As an outdoor recreator, you may not go outdoors to talk about human rights issues; in fact, you may head outside specifically to avoid those conversations and to escape the politics.

However, being able to "escape" into the outdoors is a privilege. It comes with the ability to completely disengage from issues (such as gender and race) that don’t directly affect you.

So, though you may not be racist, the ability to simply go for a bike ride or just focus on the sport is not shared by a diversity of people, such as LGBTQ2s+ and BIPOC folks, who are still left advocating for their basic human rights and safety while you and I hit the trails.

I urge you to check out the Melanin Base Camp blog. They have some great articles written by BIPOC folks, including a Guide to Outdoor Allyship. 

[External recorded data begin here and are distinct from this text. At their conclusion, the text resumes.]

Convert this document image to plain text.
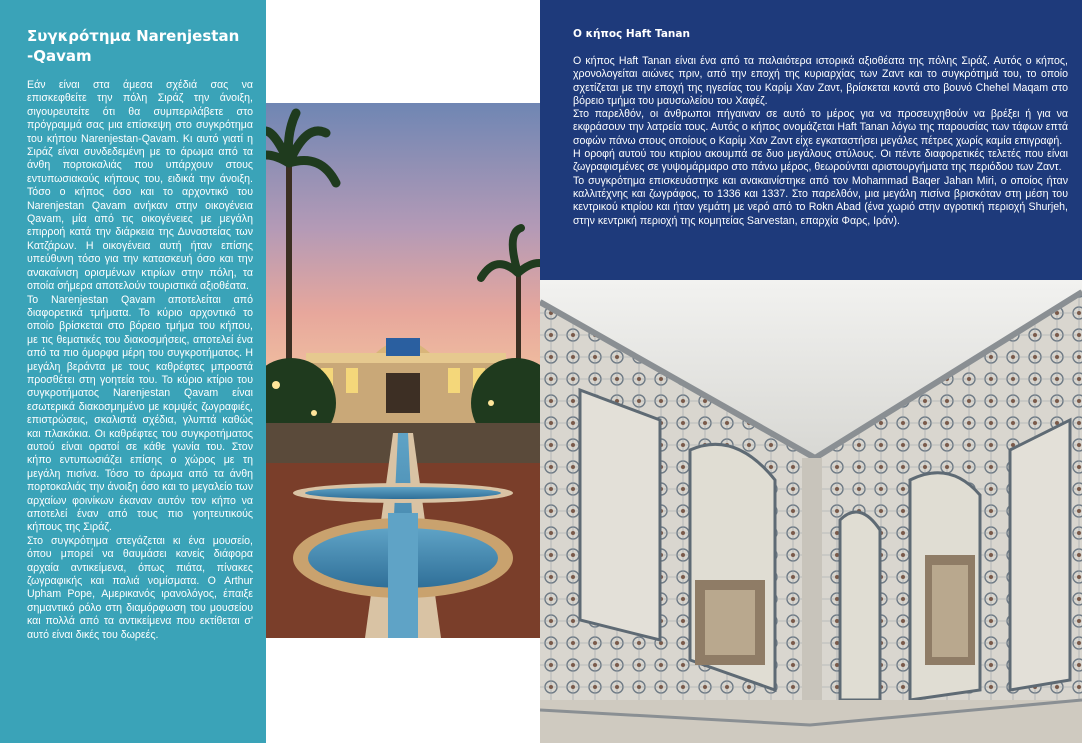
Συγκρότημα Narenjestan
-Qavam

Εάν είναι στα άμεσα σχέδιά σας να επισκεφθείτε την πόλη Σιράζ την άνοιξη, σιγουρευτείτε ότι θα συμπεριλάβετε στο πρόγραμμά σας μια επίσκεψη στο συγκρότημα του κήπου Narenjestan-Qavam. Κι αυτό γιατί η Σιράζ είναι συνδεδεμένη με το άρωμα από τα άνθη πορτοκαλιάς που υπάρχουν στους εντυπωσιακούς κήπους του, ειδικά την άνοιξη. Τόσο ο κήπος όσο και το αρχοντικό του Narenjestan Qavam ανήκαν στην οικογένεια Qavam, μία από τις οικογένειες με μεγάλη επιρροή κατά την διάρκεια της Δυναστείας των Κατζάρων. Η οικογένεια αυτή ήταν επίσης υπεύθυνη τόσο για την κατασκευή όσο και την ανακαίνιση ορισμένων κτιρίων στην πόλη, τα οποία σήμερα αποτελούν τουριστικά αξιοθέατα.

Το Narenjestan Qavam αποτελείται από διαφορετικά τμήματα. Το κύριο αρχοντικό το οποίο βρίσκεται στο βόρειο τμήμα του κήπου, με τις θεματικές του διακοσμήσεις, αποτελεί ένα από τα πιο όμορφα μέρη του συγκροτήματος. Η μεγάλη βεράντα με τους καθρέφτες μπροστά προσθέτει στη γοητεία του. Το κύριο κτίριο του συγκροτήματος Narenjestan Qavam είναι εσωτερικά διακοσμημένο με κομψές ζωγραφιές, επιστρώσεις, σκαλιστά σχέδια, γλυπτά καθώς και πλακάκια. Οι καθρέφτες του συγκροτήματος αυτού είναι ορατοί σε κάθε γωνία του. Στον κήπο εντυπωσιάζει επίσης ο χώρος με τη μεγάλη πισίνα. Τόσο το άρωμα από τα άνθη πορτοκαλιάς την άνοιξη όσο και το μεγαλείο των αρχαίων φοινίκων έκαναν αυτόν τον κήπο να αποτελεί έναν από τους πιο γοητευτικούς κήπους της Σιράζ.

Στο συγκρότημα στεγάζεται κι ένα μουσείο, όπου μπορεί να θαυμάσει κανείς διάφορα αρχαία αντικείμενα, όπως πιάτα, πίνακες ζωγραφικής και παλιά νομίσματα. Ο Arthur Upham Pope, Αμερικανός ιρανολόγος, έπαιξε σημαντικό ρόλο στη διαμόρφωση του μουσείου και πολλά από τα αντικείμενα που εκτίθεται σ' αυτό είναι δικές του δωρεές.

Ο κήπος Haft Tanan

Ο κήπος Haft Tanan είναι ένα από τα παλαιότερα ιστορικά αξιοθέατα της πόλης Σιράζ. Αυτός ο κήπος, χρονολογείται αιώνες πριν, από την εποχή της κυριαρχίας των Ζαντ και το συγκρότημά του, το οποίο σχετίζεται με την εποχή της ηγεσίας του Καρίμ Χαν Ζαντ, βρίσκεται κοντά στο βουνό Chehel Maqam στο βόρειο τμήμα του μαυσωλείου του Χαφέζ.

Στο παρελθόν, οι άνθρωποι πήγαιναν σε αυτό το μέρος για να προσευχηθούν να βρέξει ή για να εκφράσουν την λατρεία τους. Αυτός ο κήπος ονομάζεται Haft Tanan λόγω της παρουσίας των τάφων επτά σοφών πάνω στους οποίους ο Καρίμ Χαν Ζαντ είχε εγκαταστήσει μεγάλες πέτρες χωρίς καμία επιγραφή.

Η οροφή αυτού του κτιρίου ακουμπά σε δυο μεγάλους στύλους. Οι πέντε διαφορετικές τελετές που είναι ζωγραφισμένες σε γυψομάρμαρο στο πάνω μέρος, θεωρούνται αριστουργήματα της περιόδου των Ζαντ.

Το συγκρότημα επισκευάστηκε και ανακαινίστηκε από τον Mohammad Baqer Jahan Miri, ο οποίος ήταν καλλιτέχνης και ζωγράφος, το 1336 και 1337. Στο παρελθόν, μια μεγάλη πισίνα βρισκόταν στη μέση του κεντρικού κτιρίου και ήταν γεμάτη με νερό από το Rokn Abad (ένα χωριό στην αγροτική περιοχή Shurjeh, στην κεντρική περιοχή της κομητείας Sarvestan, επαρχία Φαρς, Ιράν).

For those of you still having difficulty seeing the relation to outdoor recreation and diversity issues, I urge you to check out their article called Shut up and Climb, which takes an in-depth look at why climbing (relevant to other sports too) cannot be just be about climbing until the issues of racism are addressed.

There are many other stories and articles written by BIPOC folks that are well worth a read. Please hear their voices and listen to their experiences; give them the time and space they deserve. 

I urge the local sports clubs, gear stores as well as all recreators to learn more about these issues, to amplify BIPOC voices and to take steps to be dismantle racism.

Diversity makes us stronger, and if we are to continue creating a beautiful community of people conserving and recreating in these outdoor spaces, it is vital that we are able to listen to and include one another.